A pesquisa busca, portanto, compreender como Rubens Lemos articulou-se a questões mais amplas e coletivas, exercendo seu livre arbítrio e fazendo suas escolhas em um campo de possibilidades historicamente determinado.
SAIBA MAIS -E como foi o percurso da pesquisa? Quais os principais resultados?
CECIL GUERRA – Em virtude da pandemia e das medidas de isolamento social, não consegui realizar alguns procedimentos que estavam previstos. Por exemplo: gostaria de ter feito um trabalho mais amplo de História Oral realizando mais entrevistas com pessoas que não foram inseridas nesse estudo. Além disso, não consegui fazer consultas a arquivos em Londrina e no Rio de Janeiro, como estava programado inicialmente.
A interlocução com meu orientador Benito Bisso Schmidt (UFRGS) e com meus companheiros do Grupo de Pesquisa ‘Espaços na Modernidade’ (UFRN) tornou possível que eu finalizasse o trabalho e que o percurso da pesquisa não fosse tão tortuoso. Além, claro, do apoio financeiro do CNPq.
O estudo aponta para alguns resultados. Primeiro, a formação religiosa e escolar de Rubens contribuiu para que ele desenvolvesse habilidades de escrita e leitura, as quais foram importantes para sua constituição como jornalista e militante. Segundo, o ingresso de Rubens nos espaços da militância e do jornalismo aconteceu durante a ‘Quarta República’ (1946-1964), em um campo de possibilidades marcado por experiências democráticas que contavam com ampla participação da sociedade civil. Terceiro, há várias disputas de memórias em torno de Rubens.
Uma conclusão mais geral indica que havia várias formas de viver a militância revolucionária e de equilibrar-se entre clandestinidade e legalidade.
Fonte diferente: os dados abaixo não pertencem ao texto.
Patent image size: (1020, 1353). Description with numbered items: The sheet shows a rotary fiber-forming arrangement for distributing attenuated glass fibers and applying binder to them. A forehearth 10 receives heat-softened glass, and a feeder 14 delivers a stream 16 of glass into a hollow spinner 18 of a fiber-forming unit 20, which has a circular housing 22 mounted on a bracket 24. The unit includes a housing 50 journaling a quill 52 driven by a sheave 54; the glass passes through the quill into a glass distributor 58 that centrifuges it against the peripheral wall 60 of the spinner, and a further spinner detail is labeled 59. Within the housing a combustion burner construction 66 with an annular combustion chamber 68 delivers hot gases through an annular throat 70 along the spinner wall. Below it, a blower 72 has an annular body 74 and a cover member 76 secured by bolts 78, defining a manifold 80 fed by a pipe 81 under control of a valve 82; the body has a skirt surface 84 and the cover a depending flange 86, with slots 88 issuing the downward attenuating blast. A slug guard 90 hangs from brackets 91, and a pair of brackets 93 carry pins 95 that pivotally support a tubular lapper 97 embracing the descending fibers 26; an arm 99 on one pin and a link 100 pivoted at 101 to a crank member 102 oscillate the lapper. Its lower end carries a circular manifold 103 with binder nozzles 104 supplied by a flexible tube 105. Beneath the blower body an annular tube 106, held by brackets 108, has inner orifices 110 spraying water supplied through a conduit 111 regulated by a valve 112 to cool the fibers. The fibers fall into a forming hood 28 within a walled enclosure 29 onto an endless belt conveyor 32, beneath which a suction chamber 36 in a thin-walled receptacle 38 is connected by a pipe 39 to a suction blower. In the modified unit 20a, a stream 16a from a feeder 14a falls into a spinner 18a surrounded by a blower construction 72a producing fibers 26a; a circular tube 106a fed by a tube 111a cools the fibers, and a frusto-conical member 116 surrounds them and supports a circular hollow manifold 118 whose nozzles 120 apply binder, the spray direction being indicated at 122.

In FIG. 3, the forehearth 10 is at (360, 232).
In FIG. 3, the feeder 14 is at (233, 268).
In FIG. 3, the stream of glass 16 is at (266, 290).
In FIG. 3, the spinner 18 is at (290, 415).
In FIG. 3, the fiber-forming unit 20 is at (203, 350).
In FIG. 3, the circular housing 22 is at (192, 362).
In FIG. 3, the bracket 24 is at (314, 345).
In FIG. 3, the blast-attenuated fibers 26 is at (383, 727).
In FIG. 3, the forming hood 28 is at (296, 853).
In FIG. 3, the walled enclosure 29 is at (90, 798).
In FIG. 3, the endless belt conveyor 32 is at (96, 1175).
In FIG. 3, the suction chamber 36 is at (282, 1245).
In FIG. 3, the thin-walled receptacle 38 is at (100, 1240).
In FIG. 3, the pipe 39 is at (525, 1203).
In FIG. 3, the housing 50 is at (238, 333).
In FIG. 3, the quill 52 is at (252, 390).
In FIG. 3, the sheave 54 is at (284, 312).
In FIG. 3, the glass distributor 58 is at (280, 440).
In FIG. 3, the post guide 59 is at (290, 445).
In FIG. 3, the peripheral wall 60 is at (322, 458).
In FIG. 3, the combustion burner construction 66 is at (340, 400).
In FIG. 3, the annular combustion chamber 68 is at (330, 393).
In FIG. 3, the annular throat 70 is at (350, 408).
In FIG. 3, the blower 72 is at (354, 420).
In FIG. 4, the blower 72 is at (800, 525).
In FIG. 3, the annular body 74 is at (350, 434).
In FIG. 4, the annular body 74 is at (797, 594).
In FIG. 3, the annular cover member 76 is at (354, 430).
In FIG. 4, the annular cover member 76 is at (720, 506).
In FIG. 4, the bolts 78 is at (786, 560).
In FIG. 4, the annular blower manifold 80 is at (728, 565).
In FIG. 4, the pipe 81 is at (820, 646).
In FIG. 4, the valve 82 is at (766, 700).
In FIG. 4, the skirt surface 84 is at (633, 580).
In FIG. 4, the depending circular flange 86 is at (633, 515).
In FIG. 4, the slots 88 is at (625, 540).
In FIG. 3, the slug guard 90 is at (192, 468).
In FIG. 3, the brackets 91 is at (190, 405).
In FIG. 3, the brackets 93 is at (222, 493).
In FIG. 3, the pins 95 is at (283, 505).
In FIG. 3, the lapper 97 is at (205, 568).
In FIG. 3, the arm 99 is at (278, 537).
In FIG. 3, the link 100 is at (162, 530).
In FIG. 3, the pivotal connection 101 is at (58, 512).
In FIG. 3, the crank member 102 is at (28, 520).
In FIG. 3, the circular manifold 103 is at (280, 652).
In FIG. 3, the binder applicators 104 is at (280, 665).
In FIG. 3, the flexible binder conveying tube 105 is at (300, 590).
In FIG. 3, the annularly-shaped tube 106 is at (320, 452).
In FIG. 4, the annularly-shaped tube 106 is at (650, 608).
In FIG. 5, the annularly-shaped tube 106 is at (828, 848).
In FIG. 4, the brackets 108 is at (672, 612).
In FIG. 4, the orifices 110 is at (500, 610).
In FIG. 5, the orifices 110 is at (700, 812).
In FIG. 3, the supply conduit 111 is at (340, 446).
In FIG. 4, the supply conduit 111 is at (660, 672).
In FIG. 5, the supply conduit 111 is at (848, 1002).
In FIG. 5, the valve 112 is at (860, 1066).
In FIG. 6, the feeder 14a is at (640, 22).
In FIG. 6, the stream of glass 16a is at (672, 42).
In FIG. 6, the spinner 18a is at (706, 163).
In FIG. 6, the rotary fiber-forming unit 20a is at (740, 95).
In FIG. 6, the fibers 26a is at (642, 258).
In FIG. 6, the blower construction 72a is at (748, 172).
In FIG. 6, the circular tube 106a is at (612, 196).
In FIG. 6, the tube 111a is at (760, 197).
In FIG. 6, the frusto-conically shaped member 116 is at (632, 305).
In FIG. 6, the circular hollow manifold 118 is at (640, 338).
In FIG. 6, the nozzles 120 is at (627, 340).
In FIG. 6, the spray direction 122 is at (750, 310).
Rubens, por exemplo, não seguia tão fielmente as indicações da organização revolucionária que pertencia, o que lhe trazia, por um lado, riscos; e, por outro, momentos de felicidade e prazer. A análise de uma trajetória é importante justamente por isso. A partir do método biográfico pode-se acessar singularidades e idiossincrasias que outros métodos não permitem.
SAIBA MAIS – De que forma você descreveria Rubens Lemos?
CECIL GUERRA – Rubens Lemos foi um ser humano do seu próprio tempo; nem a frente, nem atrasado. No seu próprio tempo, Rubens sonhou, construiu projetos, teve decepções profundas, alegrias intensas e amores arrebatadores. Tudo a partir de uma rede de interdependência que vinculava ele próprio (indivíduo) aos vários grupos a qual pertencia (família, partido, jornais, igrejas etc).